Young Lords founder and former Black Panther leader to discuss radicalism and activism

2002-11-11

Felipe Luciano, the founder and chairman of the Young Lords Party, and Elaine Brown, former chairman of the Black Panther Party, will speak at Binghamton University as part of a racial awareness series. Luciano will speak at Thursday, November 14, in Lecture Hall 14. The series continues on Wednesday, November 20, with a presentation by Brown in Lecture Hall 1. Both presentations begin at 7:30 p.m. and are free and open to the public.

Luciano has broken barriers and pioneered new ground throughout his entire adult life. As founder and chairman of the Young Lords Party, Luciano’s commitment to community empowerment, ethnic pride and civil rights was pivotal in changing the color and complexion of politics, culture and society from New York to Puerto Rico. Luciano's impact was so lasting and vital that he is continually asked to advise state and local government leaders and corporations on issues affecting growing markets, the Latino community, coalition building, diversity and multiculturalism.

Beyond his work in the community, Luciano has been successful in all areas of entertainment and media including television, radio, lectures, music, poetry, journalism and stage productions. From opening up network news as the first Puerto Rican news anchor on a network broadcast for WNBC, through the genesis of Spoken Word and rap music as a member of the Original Last Poets, Luciano has not only successfully challenged stereotypes, but also predicted and created changing trends and tastes in the industry and their related markets.

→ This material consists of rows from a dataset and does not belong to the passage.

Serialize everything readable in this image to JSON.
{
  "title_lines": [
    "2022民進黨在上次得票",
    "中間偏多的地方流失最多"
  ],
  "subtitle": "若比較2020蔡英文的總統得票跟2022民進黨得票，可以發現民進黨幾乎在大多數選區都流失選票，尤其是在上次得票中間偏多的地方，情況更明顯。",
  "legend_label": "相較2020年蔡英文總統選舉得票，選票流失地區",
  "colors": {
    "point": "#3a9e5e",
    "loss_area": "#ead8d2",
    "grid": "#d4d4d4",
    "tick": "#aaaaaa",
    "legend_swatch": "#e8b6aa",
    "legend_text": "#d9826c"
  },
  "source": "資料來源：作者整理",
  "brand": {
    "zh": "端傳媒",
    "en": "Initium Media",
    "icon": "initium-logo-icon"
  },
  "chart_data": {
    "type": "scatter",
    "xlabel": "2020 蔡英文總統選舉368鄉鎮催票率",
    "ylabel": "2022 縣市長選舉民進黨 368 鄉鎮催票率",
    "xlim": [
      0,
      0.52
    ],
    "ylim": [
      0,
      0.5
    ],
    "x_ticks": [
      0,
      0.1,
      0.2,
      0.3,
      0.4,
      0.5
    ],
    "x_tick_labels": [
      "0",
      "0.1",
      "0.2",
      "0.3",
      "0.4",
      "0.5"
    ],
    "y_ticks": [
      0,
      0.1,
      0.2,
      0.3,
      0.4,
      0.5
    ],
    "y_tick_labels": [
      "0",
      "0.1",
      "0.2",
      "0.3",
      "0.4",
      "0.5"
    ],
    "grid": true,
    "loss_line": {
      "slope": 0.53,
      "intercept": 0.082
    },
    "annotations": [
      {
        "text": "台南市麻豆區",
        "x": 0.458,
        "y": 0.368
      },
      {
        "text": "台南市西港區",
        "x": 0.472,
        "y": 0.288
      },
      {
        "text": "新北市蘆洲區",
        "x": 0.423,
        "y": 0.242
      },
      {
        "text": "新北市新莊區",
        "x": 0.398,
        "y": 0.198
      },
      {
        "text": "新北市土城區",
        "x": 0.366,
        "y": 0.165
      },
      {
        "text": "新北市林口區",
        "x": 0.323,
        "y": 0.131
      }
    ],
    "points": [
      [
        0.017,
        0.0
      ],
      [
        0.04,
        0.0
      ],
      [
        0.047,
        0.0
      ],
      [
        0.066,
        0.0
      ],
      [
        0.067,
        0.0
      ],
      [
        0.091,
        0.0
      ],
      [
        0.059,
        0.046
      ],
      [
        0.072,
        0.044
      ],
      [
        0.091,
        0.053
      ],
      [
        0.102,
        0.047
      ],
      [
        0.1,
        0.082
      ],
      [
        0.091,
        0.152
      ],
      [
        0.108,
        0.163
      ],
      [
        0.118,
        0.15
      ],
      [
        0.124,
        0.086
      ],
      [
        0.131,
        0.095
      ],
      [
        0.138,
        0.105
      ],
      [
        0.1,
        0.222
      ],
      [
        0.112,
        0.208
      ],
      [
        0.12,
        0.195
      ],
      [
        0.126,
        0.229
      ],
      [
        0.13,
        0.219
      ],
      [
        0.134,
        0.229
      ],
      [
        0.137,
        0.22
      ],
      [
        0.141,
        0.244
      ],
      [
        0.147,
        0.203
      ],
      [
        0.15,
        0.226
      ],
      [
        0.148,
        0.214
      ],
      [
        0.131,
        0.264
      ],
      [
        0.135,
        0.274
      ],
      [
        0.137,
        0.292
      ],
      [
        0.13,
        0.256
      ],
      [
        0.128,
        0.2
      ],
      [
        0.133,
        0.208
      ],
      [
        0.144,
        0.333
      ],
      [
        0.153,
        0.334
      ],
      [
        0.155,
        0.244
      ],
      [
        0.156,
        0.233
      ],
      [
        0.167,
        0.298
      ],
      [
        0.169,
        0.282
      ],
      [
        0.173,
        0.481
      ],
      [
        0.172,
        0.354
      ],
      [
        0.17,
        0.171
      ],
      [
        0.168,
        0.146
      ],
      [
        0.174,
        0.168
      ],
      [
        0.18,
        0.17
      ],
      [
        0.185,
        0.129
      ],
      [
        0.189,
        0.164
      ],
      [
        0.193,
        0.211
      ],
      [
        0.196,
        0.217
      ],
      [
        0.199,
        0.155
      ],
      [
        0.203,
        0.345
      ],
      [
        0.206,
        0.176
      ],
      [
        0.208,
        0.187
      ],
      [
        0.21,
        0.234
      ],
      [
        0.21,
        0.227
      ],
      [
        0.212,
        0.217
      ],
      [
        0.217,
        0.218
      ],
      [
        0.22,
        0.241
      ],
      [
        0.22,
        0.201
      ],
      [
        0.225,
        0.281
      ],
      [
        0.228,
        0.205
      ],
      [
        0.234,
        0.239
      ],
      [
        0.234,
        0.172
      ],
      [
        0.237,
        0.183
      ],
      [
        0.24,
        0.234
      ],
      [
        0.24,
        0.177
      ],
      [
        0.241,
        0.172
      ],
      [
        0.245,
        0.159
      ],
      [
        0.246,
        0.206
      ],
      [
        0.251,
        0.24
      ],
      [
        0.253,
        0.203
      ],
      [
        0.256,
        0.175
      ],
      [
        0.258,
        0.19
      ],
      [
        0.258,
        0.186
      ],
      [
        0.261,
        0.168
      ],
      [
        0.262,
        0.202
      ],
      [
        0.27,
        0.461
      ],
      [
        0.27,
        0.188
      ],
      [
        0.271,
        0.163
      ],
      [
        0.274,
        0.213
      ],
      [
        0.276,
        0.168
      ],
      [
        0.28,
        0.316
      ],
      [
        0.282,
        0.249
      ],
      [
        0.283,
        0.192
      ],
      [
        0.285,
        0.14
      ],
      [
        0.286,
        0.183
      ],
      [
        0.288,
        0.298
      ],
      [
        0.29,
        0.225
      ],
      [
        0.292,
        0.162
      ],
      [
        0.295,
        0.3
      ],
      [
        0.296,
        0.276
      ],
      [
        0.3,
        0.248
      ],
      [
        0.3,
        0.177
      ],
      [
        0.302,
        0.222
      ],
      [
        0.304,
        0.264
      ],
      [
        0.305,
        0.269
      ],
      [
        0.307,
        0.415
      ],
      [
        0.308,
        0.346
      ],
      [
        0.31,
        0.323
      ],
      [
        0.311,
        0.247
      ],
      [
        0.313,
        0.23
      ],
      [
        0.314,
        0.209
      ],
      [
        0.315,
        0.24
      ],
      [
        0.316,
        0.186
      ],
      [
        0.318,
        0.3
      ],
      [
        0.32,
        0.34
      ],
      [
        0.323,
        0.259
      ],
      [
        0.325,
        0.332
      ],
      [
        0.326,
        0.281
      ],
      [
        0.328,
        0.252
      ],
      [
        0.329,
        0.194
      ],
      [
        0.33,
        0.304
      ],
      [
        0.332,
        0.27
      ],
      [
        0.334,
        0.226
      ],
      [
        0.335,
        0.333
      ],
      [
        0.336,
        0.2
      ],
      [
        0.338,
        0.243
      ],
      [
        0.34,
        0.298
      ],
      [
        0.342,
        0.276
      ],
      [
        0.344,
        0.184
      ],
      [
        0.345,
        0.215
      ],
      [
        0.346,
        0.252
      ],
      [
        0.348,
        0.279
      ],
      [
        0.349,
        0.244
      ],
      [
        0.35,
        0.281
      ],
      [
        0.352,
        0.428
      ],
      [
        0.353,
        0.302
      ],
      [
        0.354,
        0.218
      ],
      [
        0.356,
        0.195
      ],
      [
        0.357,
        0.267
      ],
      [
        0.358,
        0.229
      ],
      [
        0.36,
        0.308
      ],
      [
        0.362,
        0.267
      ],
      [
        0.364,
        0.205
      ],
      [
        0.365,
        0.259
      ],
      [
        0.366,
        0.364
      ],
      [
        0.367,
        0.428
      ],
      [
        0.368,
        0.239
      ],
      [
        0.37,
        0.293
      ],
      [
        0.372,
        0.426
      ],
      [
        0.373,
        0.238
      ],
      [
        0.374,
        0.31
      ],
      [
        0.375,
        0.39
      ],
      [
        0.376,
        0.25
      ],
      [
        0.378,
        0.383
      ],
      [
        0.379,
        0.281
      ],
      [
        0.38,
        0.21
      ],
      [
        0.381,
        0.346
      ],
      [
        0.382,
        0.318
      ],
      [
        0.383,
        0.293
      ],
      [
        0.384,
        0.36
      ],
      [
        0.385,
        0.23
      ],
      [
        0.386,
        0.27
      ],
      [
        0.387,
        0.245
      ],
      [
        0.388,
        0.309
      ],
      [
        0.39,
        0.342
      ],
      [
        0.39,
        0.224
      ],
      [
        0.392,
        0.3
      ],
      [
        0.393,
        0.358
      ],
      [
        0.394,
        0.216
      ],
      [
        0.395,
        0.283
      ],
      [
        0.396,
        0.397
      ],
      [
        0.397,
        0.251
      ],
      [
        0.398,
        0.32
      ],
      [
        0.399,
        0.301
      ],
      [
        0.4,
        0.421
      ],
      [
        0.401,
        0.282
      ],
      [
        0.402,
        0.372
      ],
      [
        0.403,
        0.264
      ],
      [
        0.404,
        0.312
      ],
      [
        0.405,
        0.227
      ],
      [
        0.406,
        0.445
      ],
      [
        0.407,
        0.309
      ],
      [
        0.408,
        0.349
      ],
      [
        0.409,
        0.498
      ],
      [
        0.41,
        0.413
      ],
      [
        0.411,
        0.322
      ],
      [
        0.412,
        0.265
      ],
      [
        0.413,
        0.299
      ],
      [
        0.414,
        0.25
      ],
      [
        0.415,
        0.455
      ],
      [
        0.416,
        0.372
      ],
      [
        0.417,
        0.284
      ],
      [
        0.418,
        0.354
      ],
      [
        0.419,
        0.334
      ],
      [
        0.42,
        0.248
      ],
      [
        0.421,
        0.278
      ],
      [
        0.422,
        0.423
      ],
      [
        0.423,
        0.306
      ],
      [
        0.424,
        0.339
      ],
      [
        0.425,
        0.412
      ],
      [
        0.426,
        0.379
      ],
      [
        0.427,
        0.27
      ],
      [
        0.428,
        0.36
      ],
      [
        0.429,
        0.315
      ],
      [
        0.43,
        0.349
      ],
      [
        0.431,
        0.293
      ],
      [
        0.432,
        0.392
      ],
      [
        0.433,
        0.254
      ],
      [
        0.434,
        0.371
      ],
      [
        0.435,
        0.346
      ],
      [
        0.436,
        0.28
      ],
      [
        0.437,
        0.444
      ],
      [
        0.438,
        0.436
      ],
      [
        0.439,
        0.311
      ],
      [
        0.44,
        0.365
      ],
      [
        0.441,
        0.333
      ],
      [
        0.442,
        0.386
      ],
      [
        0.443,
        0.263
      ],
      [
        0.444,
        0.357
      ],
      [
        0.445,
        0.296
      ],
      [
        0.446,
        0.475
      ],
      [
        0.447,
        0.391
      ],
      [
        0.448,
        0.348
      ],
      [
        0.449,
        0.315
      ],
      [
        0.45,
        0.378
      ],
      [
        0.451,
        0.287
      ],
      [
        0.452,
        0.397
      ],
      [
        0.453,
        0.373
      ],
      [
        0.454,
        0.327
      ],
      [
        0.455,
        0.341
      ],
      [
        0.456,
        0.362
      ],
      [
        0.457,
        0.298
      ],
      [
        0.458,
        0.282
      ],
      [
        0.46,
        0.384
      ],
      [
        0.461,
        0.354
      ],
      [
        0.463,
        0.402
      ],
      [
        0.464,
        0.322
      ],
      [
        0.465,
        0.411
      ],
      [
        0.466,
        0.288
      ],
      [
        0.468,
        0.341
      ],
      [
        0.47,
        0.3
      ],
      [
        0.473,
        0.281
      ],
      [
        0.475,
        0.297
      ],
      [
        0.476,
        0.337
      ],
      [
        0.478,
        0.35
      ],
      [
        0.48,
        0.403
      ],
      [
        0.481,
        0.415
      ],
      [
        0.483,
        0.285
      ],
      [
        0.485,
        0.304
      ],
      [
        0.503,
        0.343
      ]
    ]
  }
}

Elaine Brown is not only the first female leader of the Black Panther Party, one of the most influential militant civil rights groups in the United States but also a writer, an activist and a lecturer. She is the acclaimed author of A Taste of Power: A Black Woman’s Story, her autobiography, and more recently The Condemnation of Little B, a cutting-edge social commentary on what it means to be Black or African in North America.

A radical scholar-activist, Brown is an outspoken advocate of reparations for enslaved African descendents. She is a founding member of Mothers Advocating Juvenile Justice (MAJJ) and president of Field of Flowers, Inc. a non-profit organization whose focus is on education.

The racial awareness series is sponsored by the Coloniality Working Group, the Master’s of Social Science Graduate Student Organization (MASS-GSO), Phi Iota Alpha, Off Campus College Meeting, the Multicultural Resource Center, the Convocations Committee, the Women’s Studies Program, the African Studies Department, the Black Student Union (BSU), the Latin American Student Union (LASU), the Sociology Graduate Student Union (SGSU), the Philosophy, Interpretation and Culture Graduate Program (PIC), the Graduate Student Organization (GSO), the History Department and Delta Sigma Theta, Inc.